Следовало зафиксировать для истории этот момент – и Риббентроп хлопнул крышкой роскошного брегета. На часах уже было двадцать четвёртое августа.

– Господин Риббентроп не возражает попасть в историю? – усмехнулся Сталин.

Двусмысленность предложения была дружно оценена всеми участниками переговоров – одинаковым смехом.

– Мы предлагаем подписать договор в торжественной обстановке, с участием кинохроники и фотокорреспондентов.

Риббентроп просиял: сталинское предложение работало на подъём авторитета рейхсминистра в глазах фюрера. Одно дело – слова, и совсем другое – иллюстрации к ним. Ровно в два часа документы были подписаны. Очередная страница истории была перевёрнута: открывалась новая глава… под названием «Что день грядущий нам готовит»…


Глава третья


– Ну, что, Вече: обманули мы Гитлера?

Сталин был оживлён и благодушен. Даже по кабинету он перемещался энергичнее, чем обычно. Клубы дыма из «раскочегаренной» трубки» служили дополнительным свидетельством хорошего настроения вождя.

Молотов экономно улыбнулся, и пожал плечами.

– Во всяком случае, мы не дали обмануть себя, Коба – а это много. Особенно – когда имеешь дело с таким волком, как Гитлер.

Ответ Молотова застал Сталина в «географическом центре» кабинета. Вождь развернулся – и направился к собеседнику. Ещё «в пути следования» ироническая усмешка основательно поработала над его щекой. Подойдя к Молотову, Сталин не пожалел на друга ароматного дыма.

– Да ты – совсем дипломат, Вече!
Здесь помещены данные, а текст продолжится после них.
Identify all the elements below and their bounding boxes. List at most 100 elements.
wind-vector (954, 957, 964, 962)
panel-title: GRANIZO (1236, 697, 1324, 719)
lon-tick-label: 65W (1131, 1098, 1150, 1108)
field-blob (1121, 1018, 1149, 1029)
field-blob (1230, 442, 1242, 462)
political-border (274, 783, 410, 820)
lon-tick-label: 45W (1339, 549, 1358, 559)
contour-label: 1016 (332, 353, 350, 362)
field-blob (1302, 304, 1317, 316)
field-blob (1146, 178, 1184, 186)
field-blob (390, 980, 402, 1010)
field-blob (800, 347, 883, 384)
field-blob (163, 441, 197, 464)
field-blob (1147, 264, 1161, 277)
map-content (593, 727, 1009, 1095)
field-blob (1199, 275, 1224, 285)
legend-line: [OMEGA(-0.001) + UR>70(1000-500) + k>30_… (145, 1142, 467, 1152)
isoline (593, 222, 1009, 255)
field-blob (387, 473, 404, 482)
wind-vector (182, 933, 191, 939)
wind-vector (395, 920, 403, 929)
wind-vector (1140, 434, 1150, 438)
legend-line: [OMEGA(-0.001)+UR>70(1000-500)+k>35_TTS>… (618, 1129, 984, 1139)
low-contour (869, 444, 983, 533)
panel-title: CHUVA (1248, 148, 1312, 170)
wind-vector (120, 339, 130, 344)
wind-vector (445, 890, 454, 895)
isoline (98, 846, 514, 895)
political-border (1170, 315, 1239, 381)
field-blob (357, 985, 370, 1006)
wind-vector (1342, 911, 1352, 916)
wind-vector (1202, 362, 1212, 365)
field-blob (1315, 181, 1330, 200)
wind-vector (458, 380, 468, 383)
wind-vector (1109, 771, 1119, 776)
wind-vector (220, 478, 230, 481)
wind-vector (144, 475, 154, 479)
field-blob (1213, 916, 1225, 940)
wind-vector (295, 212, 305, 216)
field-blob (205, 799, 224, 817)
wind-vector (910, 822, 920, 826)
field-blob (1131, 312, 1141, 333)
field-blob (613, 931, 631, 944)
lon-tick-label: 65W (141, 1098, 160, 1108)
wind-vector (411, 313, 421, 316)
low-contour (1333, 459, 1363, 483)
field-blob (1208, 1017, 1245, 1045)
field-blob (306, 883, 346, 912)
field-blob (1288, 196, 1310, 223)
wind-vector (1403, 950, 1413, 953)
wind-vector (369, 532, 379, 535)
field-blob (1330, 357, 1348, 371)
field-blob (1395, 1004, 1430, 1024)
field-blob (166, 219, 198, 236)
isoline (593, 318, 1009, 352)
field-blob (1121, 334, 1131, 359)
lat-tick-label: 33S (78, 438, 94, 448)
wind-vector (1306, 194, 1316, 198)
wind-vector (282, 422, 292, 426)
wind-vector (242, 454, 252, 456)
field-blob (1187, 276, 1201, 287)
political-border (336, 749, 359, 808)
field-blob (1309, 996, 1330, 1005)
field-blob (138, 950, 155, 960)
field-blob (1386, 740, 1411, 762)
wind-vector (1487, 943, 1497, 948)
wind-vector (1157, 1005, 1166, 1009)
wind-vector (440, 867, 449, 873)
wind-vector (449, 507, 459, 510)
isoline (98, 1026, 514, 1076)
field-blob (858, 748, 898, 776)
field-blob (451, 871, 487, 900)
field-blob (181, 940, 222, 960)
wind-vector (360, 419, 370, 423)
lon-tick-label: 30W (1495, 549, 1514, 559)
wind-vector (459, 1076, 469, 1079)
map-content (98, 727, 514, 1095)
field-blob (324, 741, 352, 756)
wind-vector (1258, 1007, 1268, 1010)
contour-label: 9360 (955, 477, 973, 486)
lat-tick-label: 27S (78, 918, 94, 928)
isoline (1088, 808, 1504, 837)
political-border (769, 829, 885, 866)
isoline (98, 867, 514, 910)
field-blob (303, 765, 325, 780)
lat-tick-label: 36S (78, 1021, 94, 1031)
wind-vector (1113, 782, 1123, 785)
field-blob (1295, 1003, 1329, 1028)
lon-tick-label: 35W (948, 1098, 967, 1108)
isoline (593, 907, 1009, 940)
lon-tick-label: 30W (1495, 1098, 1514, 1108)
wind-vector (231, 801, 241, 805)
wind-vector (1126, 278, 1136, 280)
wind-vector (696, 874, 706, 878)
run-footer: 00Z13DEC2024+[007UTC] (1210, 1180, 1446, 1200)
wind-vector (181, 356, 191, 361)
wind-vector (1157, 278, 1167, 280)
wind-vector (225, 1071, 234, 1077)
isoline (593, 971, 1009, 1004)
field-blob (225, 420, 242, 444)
Научился уклончивости у господ иностранцев. Уклончивости и осторожности.

Улыбка, и без того скупая, тут же истёрлась с лица Молотова. И то: реакцию Сталина трудно было расшифровать однозначно. Что это: одобрения или осуждение? Но «при всех входящих и исходящих», Молотов не собирался праздновать труса. Всегда поддерживая Сталина в принципиальных, глобальных вопросах, Вячеслав Михайлович, единственный из всего окружения вождя, не боялся иметь собственную точку зрения. И не только иметь, но и выражать её.

– Нет, Коба. Я всего лишь считаю, что в дипломатии единственным доказательством победы одного и поражения другого является акт о полной и безоговорочной капитуляции. Только в этом случае одна сторона навязывает свою волю другой, не спрашивая её мнения и согласия.

Жёлтые рысьи глаза Сталина в упор уставились на оппонента.

– Я понял тебя, Вече. Ты хочешь сказать, что от заключения этого договора выиграли не только мы, но и Гитлер?

– Да, Коба. Фюрер теперь может не опасаться нашего «сговора с демократиями» против него. Спокоен он «и за нас»: знает ведь, что мы первыми договор нарушать не станем. А это значит, что в Европе у него развязаны руки. Разумеется, с известными ограничениями по Польше и Прибалтике, к которым вынудили его мы.